I have been trying to write a family history essay on my great great great grandfather Cedar Billy Martin down in Tennessee.  I am getting close to finishing and admit I will be glad when I complete this project.  This is the third time I have tried to write about him.  In late 1998, I had just retired from the brief career I had in family literacy, and I was trying to learn to use the Internet on Gerald’s new computer. I accidentlaly became involved with distant unknown cousins here in Illinois who had just discovered this ancestor.  

As emails flew back and forth connecting with researchers from other states, my brother’s son offered to hook us all up by creating  an e-group. So for all these years we have shared information on Cedar Billy, his siblings and children, his neighbors, and several collateral lines.
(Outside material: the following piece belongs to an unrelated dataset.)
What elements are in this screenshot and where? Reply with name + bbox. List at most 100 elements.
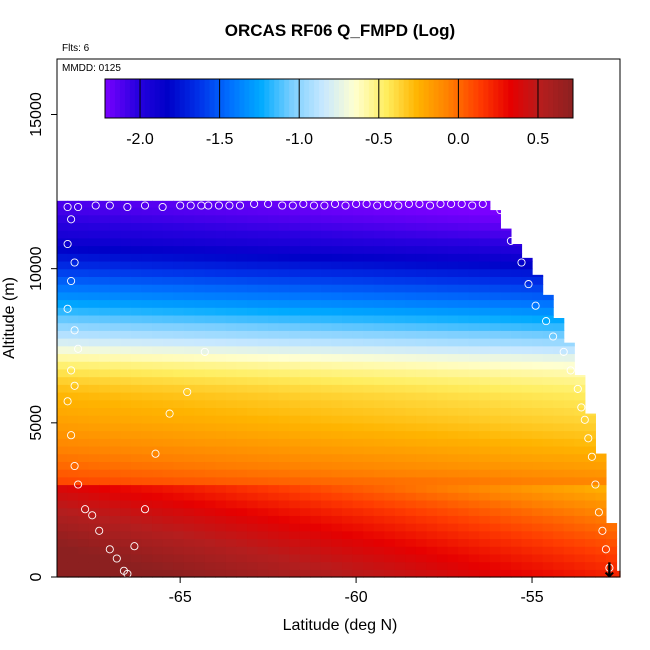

Eventually I had a dozen or so notebooks about various family members. During that time, some in the e-group have died, others learned they really were not related, others gotten sick and had to drop out, others lost interest as lives got busy elsewhere, and some of us have gotten old.  Emails to the group with new information has dried up, but all our exciting discoveries and all our mistaken speculations about whose siblings or children went where are still stored in the e-group’s archives. I have been reviewing those archives and my many notebooks attempting to have this essay ready for my children for Christmas.  I like to imagine that 200 years from now some descendant will find out about Cedar Billy and be as excited as I was when I learned of his existence.

In the meantime, I hope to blog a little more faithfully so that you and Gerald can know what it happening here at Woodsong.